Tim Scott is right about the cost of school closures

In his response to President Joe Biden’s joint session address on Thursday, South Carolina Republican Sen. Tim Scott rightly called out Democrats for ignoring both science and commonsense by keeping schools closed during the coronavirus pandemic.

“I am saddened that millions of kids have lost a year of learning when they could not afford to lose a day,” Scott said. “Locking vulnerable kids out of the classroom is locking adults out of their future.”

Public schools should have reopened months ago, Scott added, especially since the data proved they could open their doors once again with minimal spread of the virus. But Democrats, wary of upsetting the education unions, resisted efforts to return children to the classroom and allowed union bosses to shift the goalposts again and again and again. All the while, students were suffering from severe academic and social setbacks.

The worst part is that the students who have suffered the most are the ones Democrats claim to represent: low-income minority children who have a hard enough time gaining access to a good education as it is. One Yale study found that children living in the poorest 20% of U.S. neighborhoods will experience the most negative and long-lasting effects of school closures, while children in rich communities will remain relatively untouched. Where there was an academic gap before, now there is a chasm — and Democrats chose not to do anything about it.

They had every chance to. Many of the fights over school re-openings took place in Democratic-run cities such as Chicago and Los Angeles. Instead of standing up for these students, city officials deflected to the unions at every turn — even though they knew the unions’ claims were absurd. They knew that children are very unlikely to spread the virus, that vaccinated adults are almost entirely safe from contracting it, and that remote learning is a total failure. But still, schools remained closed.

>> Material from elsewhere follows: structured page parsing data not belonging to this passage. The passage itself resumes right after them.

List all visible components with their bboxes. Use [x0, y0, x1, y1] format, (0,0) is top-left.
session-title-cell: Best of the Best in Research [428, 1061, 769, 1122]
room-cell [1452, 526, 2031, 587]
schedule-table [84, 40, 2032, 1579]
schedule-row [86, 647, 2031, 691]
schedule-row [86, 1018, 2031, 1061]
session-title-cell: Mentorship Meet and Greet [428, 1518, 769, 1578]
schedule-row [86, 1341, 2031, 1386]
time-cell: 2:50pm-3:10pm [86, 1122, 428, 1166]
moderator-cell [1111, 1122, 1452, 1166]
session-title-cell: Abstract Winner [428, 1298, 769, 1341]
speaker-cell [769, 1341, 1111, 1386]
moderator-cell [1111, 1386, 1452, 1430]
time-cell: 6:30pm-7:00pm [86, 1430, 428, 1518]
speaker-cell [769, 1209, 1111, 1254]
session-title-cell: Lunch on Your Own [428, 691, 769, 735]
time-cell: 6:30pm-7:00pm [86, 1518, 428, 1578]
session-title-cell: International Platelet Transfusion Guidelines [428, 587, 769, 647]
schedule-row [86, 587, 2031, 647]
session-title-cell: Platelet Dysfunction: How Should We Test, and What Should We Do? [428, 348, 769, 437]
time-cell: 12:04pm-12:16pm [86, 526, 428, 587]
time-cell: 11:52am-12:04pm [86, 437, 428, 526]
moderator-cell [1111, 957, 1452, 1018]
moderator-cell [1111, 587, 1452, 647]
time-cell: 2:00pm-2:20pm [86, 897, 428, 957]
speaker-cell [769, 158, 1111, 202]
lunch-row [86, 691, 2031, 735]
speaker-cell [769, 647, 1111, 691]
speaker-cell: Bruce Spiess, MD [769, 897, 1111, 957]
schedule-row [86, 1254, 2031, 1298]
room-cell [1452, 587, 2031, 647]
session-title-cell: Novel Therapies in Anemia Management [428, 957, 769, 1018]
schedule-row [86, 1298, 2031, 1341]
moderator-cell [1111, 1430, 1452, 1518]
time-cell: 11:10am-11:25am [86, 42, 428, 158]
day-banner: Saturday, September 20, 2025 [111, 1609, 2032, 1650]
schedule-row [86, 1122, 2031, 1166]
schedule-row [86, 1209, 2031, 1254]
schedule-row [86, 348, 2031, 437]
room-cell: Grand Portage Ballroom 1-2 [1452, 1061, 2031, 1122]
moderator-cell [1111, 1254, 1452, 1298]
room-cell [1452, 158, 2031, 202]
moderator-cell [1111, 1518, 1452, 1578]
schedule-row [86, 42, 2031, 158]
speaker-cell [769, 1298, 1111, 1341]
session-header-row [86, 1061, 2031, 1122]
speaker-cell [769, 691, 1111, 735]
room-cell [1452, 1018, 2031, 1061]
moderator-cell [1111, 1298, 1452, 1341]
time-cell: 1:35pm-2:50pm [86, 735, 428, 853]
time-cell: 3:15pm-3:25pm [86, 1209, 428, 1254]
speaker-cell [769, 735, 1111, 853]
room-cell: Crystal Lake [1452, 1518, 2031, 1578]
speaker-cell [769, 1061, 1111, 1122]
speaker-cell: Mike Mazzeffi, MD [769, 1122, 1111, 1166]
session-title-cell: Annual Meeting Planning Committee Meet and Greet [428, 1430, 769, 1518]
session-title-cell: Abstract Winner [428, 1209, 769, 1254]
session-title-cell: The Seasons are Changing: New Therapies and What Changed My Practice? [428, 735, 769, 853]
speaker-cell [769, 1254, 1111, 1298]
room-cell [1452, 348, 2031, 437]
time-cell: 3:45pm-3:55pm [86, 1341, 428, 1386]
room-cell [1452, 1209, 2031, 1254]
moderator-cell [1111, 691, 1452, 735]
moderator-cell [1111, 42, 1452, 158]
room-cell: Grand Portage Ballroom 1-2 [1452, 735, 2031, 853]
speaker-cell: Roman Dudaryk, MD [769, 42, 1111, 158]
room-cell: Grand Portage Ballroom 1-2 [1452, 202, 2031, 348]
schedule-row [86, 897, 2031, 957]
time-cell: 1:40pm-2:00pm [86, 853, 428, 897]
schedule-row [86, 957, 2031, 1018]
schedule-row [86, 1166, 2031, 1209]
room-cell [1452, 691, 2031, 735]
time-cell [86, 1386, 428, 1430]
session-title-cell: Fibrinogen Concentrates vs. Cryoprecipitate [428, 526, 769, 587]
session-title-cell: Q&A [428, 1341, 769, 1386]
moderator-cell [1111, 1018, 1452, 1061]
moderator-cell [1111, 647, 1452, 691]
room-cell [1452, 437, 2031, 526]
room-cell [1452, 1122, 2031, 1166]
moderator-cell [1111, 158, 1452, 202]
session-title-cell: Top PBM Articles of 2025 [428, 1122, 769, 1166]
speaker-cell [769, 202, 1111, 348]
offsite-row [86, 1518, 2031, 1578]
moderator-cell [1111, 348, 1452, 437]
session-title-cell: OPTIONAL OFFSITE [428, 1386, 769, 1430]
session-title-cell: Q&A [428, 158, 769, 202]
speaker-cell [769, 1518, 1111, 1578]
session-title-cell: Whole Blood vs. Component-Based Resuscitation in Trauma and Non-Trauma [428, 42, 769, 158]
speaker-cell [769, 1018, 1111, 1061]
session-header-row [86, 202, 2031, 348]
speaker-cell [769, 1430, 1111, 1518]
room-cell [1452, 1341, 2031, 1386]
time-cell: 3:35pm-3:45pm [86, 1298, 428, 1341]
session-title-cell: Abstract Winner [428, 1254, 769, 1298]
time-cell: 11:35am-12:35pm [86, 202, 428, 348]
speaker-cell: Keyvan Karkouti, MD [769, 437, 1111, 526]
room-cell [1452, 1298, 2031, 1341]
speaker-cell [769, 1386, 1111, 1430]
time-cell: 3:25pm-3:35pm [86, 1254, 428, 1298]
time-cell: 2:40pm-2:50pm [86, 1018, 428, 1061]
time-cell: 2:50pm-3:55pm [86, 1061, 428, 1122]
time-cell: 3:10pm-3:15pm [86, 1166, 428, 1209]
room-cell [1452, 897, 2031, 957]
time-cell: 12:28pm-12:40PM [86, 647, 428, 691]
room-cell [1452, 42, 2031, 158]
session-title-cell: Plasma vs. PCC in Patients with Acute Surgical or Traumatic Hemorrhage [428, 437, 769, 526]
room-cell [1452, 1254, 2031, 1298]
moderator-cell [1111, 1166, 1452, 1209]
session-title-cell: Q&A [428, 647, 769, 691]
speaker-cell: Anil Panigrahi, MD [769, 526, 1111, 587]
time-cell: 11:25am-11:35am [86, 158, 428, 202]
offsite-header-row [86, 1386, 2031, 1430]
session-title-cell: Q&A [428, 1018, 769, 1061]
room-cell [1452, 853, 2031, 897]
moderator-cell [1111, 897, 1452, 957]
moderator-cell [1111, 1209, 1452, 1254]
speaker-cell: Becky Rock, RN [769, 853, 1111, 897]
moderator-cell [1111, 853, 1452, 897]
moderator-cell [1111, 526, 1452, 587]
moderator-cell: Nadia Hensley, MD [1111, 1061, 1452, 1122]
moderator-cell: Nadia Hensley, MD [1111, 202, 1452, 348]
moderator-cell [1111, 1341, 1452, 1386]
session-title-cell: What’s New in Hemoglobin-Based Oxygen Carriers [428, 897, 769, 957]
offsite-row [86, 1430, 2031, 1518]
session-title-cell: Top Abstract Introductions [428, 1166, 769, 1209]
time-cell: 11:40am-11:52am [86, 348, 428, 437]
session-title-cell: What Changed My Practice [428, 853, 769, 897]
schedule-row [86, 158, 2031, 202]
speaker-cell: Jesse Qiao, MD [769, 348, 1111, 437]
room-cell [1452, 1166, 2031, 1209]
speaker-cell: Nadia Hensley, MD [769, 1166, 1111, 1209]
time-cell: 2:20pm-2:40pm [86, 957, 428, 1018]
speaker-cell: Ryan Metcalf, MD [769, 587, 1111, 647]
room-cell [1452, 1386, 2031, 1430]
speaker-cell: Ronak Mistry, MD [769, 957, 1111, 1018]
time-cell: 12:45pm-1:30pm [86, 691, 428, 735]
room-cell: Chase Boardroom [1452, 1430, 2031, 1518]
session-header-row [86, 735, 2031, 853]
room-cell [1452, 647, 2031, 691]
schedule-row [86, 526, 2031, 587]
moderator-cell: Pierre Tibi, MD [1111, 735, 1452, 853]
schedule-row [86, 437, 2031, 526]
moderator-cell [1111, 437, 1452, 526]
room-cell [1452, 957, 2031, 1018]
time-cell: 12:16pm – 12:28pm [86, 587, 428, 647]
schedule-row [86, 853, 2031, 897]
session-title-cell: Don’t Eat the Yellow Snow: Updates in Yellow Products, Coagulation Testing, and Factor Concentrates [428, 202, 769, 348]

Scott’s conclusion is the same one many parents have reached this past year: There has never been a better case for school choice. Thousands of parents have pulled their children from public schools and enrolled them in private or charter schools that are open for in-person learning. They should have the right to send their children to whichever school they choose, especially since the Democratic officials who want to make that choice for them are busy sacrificing students’ academic achievement to their political donors.

This is a losing issue for Democrats. They gave in to political fear and ignored the science at the cost of students’ well-being, and parents are going to remember that. Republicans will, too.